If you have a modicum of skill but need a bit of direction, reputable sites on the internet (like thisoldhouse.com) provide useful how-to videos. “YouTube has really changed the ability of homeowners to troubleshoot and fix things,” says MacLean. 

Safety First

Before you begin any project, it’s wise to know where your emergency shut-offs are—you never know when you might need them. The simple project of hanging a shelf can quickly go awry if you screw through a plumbing pipe and are suddenly rushing to figure out how to turn off the water to the whole house.

Doing something capably on your own also means following the rules of law and safety. Old homes can contain lead paint and asbestos, which must be remediated. A condominium will have different liabilities than a single-family home. And ignorance of building permits and codes isn’t a plausible defense against improper craftsmanship. If you are moving electrical lines or plumbing or adding a structure, such as a deck, it’s safe to assume you need a permit (possibly some drawings, too) and an inspector will need to sign off on the work. However, every jurisdiction has its own regulations, so contact your municipality if you’re uncertain about a permit. 

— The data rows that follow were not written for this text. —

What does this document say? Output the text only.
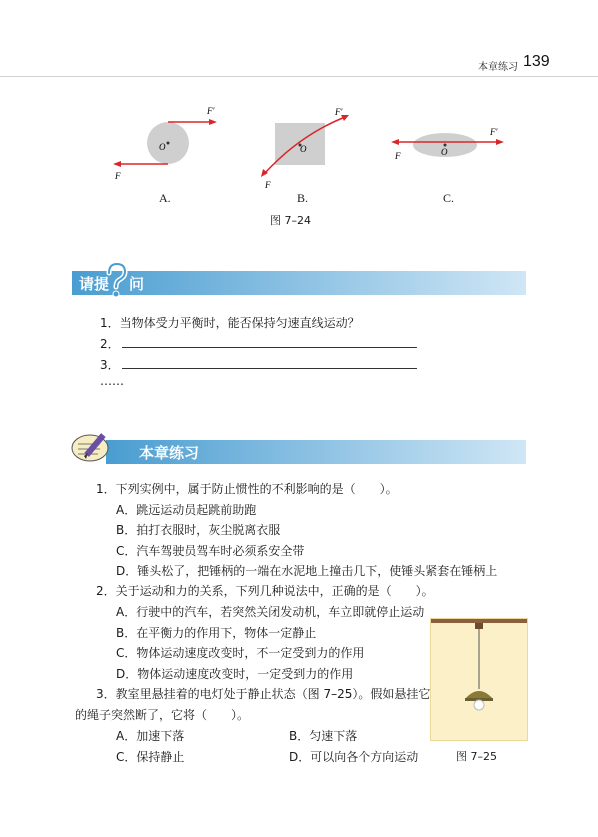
本章练习 139
O
F′
F
O
F′
F
O
F′
F
A.	B.	C.
图 7–24
请提 问
1．当物体受力平衡时，能否保持匀速直线运动？
2．
3．
……
本章练习
1．下列实例中，属于防止惯性的不利影响的是（　　）。
A．跳远运动员起跳前助跑
B．拍打衣服时，灰尘脱离衣服
C．汽车驾驶员驾车时必须系安全带
D．锤头松了，把锤柄的一端在水泥地上撞击几下，使锤头紧套在锤柄上
2．关于运动和力的关系，下列几种说法中，正确的是（　　）。
A．行驶中的汽车，若突然关闭发动机，车立即就停止运动
B．在平衡力的作用下，物体一定静止
C．物体运动速度改变时，不一定受到力的作用
D．物体运动速度改变时，一定受到力的作用
3．教室里悬挂着的电灯处于静止状态（图 7–25）。假如悬挂它
的绳子突然断了，它将（　　）。
A．加速下落	B．匀速下落
C．保持静止	D．可以向各个方向运动	图 7–25
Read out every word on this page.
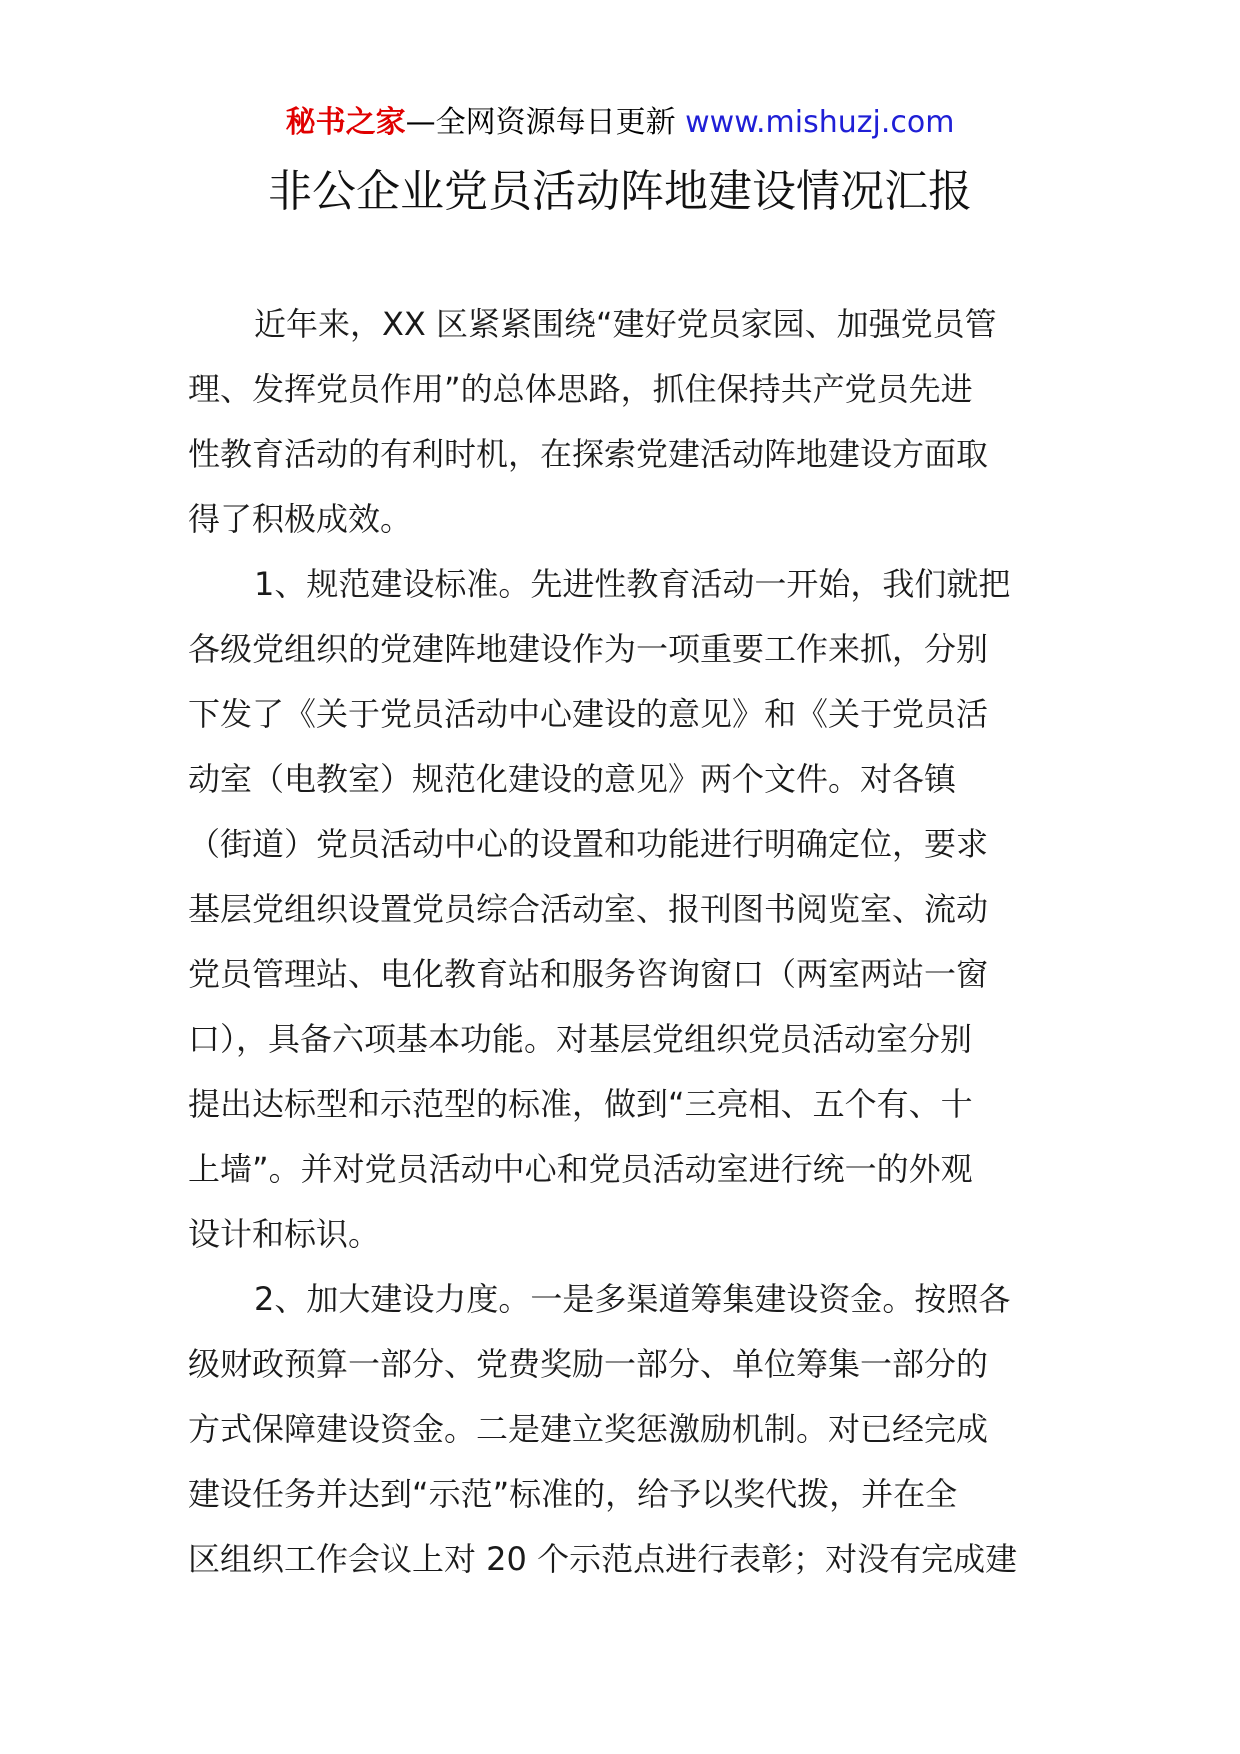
秘书之家—全网资源每日更新 www.mishuzj.com
非公企业党员活动阵地建设情况汇报

近年来，XX 区紧紧围绕“建好党员家园、加强党员管
理、发挥党员作用”的总体思路，抓住保持共产党员先进
性教育活动的有利时机，在探索党建活动阵地建设方面取
得了积极成效。

1、规范建设标准。先进性教育活动一开始，我们就把
各级党组织的党建阵地建设作为一项重要工作来抓，分别
下发了《关于党员活动中心建设的意见》和《关于党员活
动室（电教室）规范化建设的意见》两个文件。对各镇
（街道）党员活动中心的设置和功能进行明确定位，要求
基层党组织设置党员综合活动室、报刊图书阅览室、流动
党员管理站、电化教育站和服务咨询窗口（两室两站一窗
口），具备六项基本功能。对基层党组织党员活动室分别
提出达标型和示范型的标准，做到“三亮相、五个有、十
上墙”。并对党员活动中心和党员活动室进行统一的外观
设计和标识。

2、加大建设力度。一是多渠道筹集建设资金。按照各
级财政预算一部分、党费奖励一部分、单位筹集一部分的
方式保障建设资金。二是建立奖惩激励机制。对已经完成
建设任务并达到“示范”标准的，给予以奖代拨，并在全
区组织工作会议上对 20 个示范点进行表彰；对没有完成建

“There’s a certain satisfaction in doing something yourself and doing something with your hands,” says Jeff Rubin, owner of The Baltimore Handyman Company. He recommends starting simple with cosmetic projects like painting, picture-hanging, and easy, self-assembly furniture. Hanging shelves is a nice weekend project, too.

“There are also a lot of self-stick products available, like vinyl tiles and carpet squares, that are not hard to put down with proper surface preparation,” Rubin adds.

With a screwdriver, most homeowners can quickly give a kitchen or bathroom a new look simply by swapping out hardware like drawer pulls and cabinet knobs.

“Assuming some base of knowledge of tools, trim work, like wainscoting and moulding, is an impactful thing a homeowner can do with a saw, a nail gun, and some basic skill,” says Smith. “On kitchen cabinets, you can prime and paint and swap out the hardware and dramatically change your entire kitchen’s look.”

Think Before You Demolish

Who doesn’t love an open floor plan? No one, apparently. 

“Everyone wants to take down a wall to create the open floor plan that’s popular now,” says Smith. 

While this is not completely out of the realm of the DIYer, it is an area that must be approached with extreme care. If the wall is load-bearing—in other words, holding up part of the house, like an upper story—a professional is required. If it’s not a load-bearing wall, it’s possible a homeowner can take the wall down after verifying there’s nothing else important inside the wall, like duct work, electrical conduit, or plumbing.

“In my experience, there’s always a greater chance that there’s something in the wall than not,” cautions MacLean.

Don’t Go There

When it comes to areas that are for experts only, the pros are unanimous: plumbing, electrical, and roofing—and pretty much anything that involves getting on a ladder.

“Electrical is a life-safety issue, as is plumbing, if you’re dealing with a gas pipe,” says Rubin. “The downside of other plumbing work—having a leak or a pipe burst—to me the risk is not worth it.”

Even something that seams innocuous, like swapping out a faucet, could end up with a call to a professional if outdated supply lines need to be cut and the whole house water supply has to be shut down. Similarly, changing a dated chandelier for one that’s more current can seem easy, but end up downright dangerous. Fixtures that are improperly grounded are a fire hazard, as are those that overload the capacity of the electrical line. Of course, there’s also the chance of electrocuting oneself, which is a pretty good reason to call an electrician.

“It’s okay to stretch yourself a little on something that isn’t hazardous,” says Smith. “Homeowners just need to be aware of what they’re tackling and know their skills—and to get help when they no longer feel comfortable.”